What sort of wur-r-rk had Mrs Robson done? Kitty wondered. Sam explained.
“My wife was a cook, Miss Malone, before we married,” he said. Again he increased his accent as if he were proud of it. I had a great-uncle who rode in a circus, she felt inclined to say: and an Aunt who married . . . but here Mrs Robson interrupted her.
“The Hollies,” she said. “Two very old ladies; Miss Ann and Miss Matilda.” She spoke more gently.
“But they must be dead long ago,” she concluded. For the first time she leant back in her chair and stirred her tea, just as old Snap at the farm, Kitty thought, stirred her tea round and round and round.
“Tell Jo we’re not sparing the cake,” said Mr Robson, cutting himself a slice of that craggy-looking object; and Nell went out of the room once more. The hammering stopped in the garden. The door opened. Kitty, who had altered the focus of her eyes to suit the smallness of the Robson family, was taken by surprise. The young man seemed immense in that little room. He was a handsome young man. He brushed his hand through his hair as came in, for a wood shaving had stuck in it.
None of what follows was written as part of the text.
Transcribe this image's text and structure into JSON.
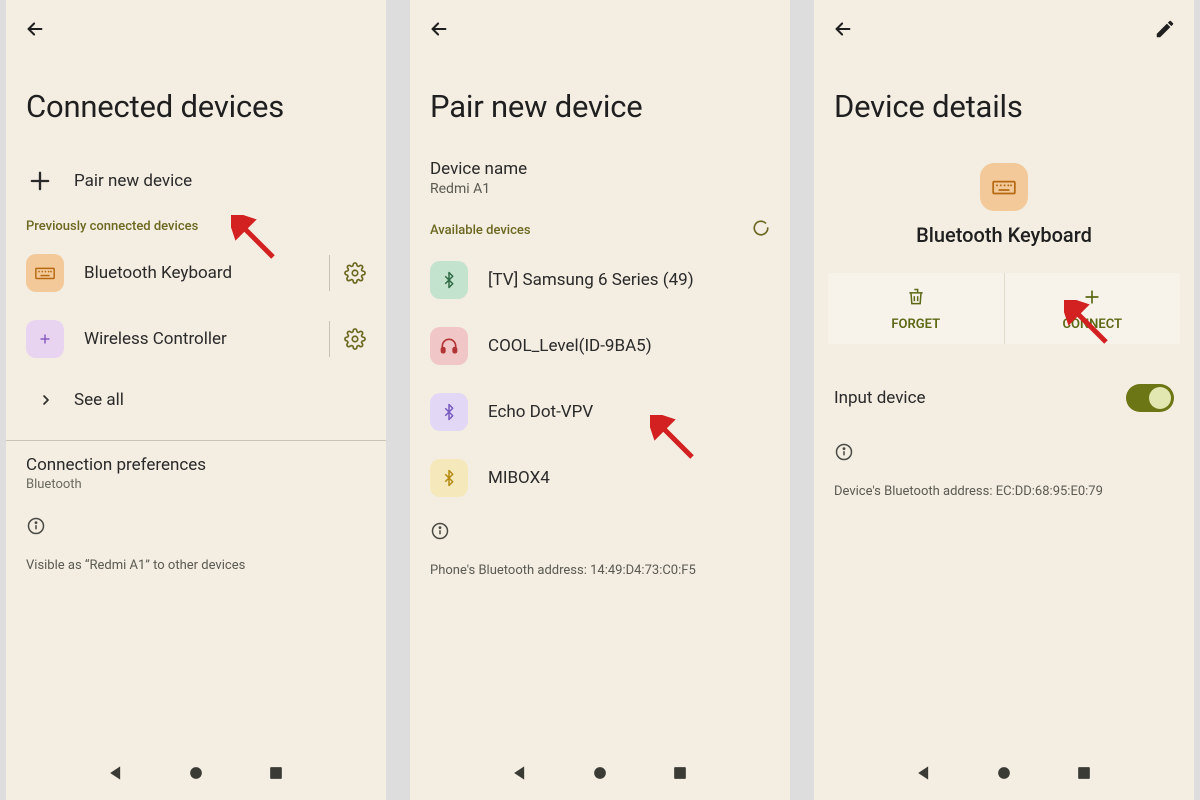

“Our Jo,” said Mrs Robson, introducing them. “Go and get the kittle, Jo,” she added; and he went at once as if he were used to it. When he came back with the kettle, Sam began chaffing him about a hencoop.
“It takes you a long time, my son, to mend a hencoop,” he said. There was some family joke which Kitty could not follow about mending boots and hencoops. She watched him eating steadily under his father’s banter. He was not Eton or Harrow, or Rugby or Winchester; or reading or rowing. He reminded her of Alf, the farm hand up at Carter’s, who had kissed her under the shadow of the haystack when she was fifteen, and old Carter loomed up leading a bull with a ring through its nose and said “Stop that!” She looked down again. She would rather like Jo to kiss her; better than Edward, she thought to herself suddenly. She remembered her own appearance, which she had forgotten. She liked him. Yes, she liked them all very much, she told herself; very much indeed. She felt as if she had given her nurse the slip and run off on her own.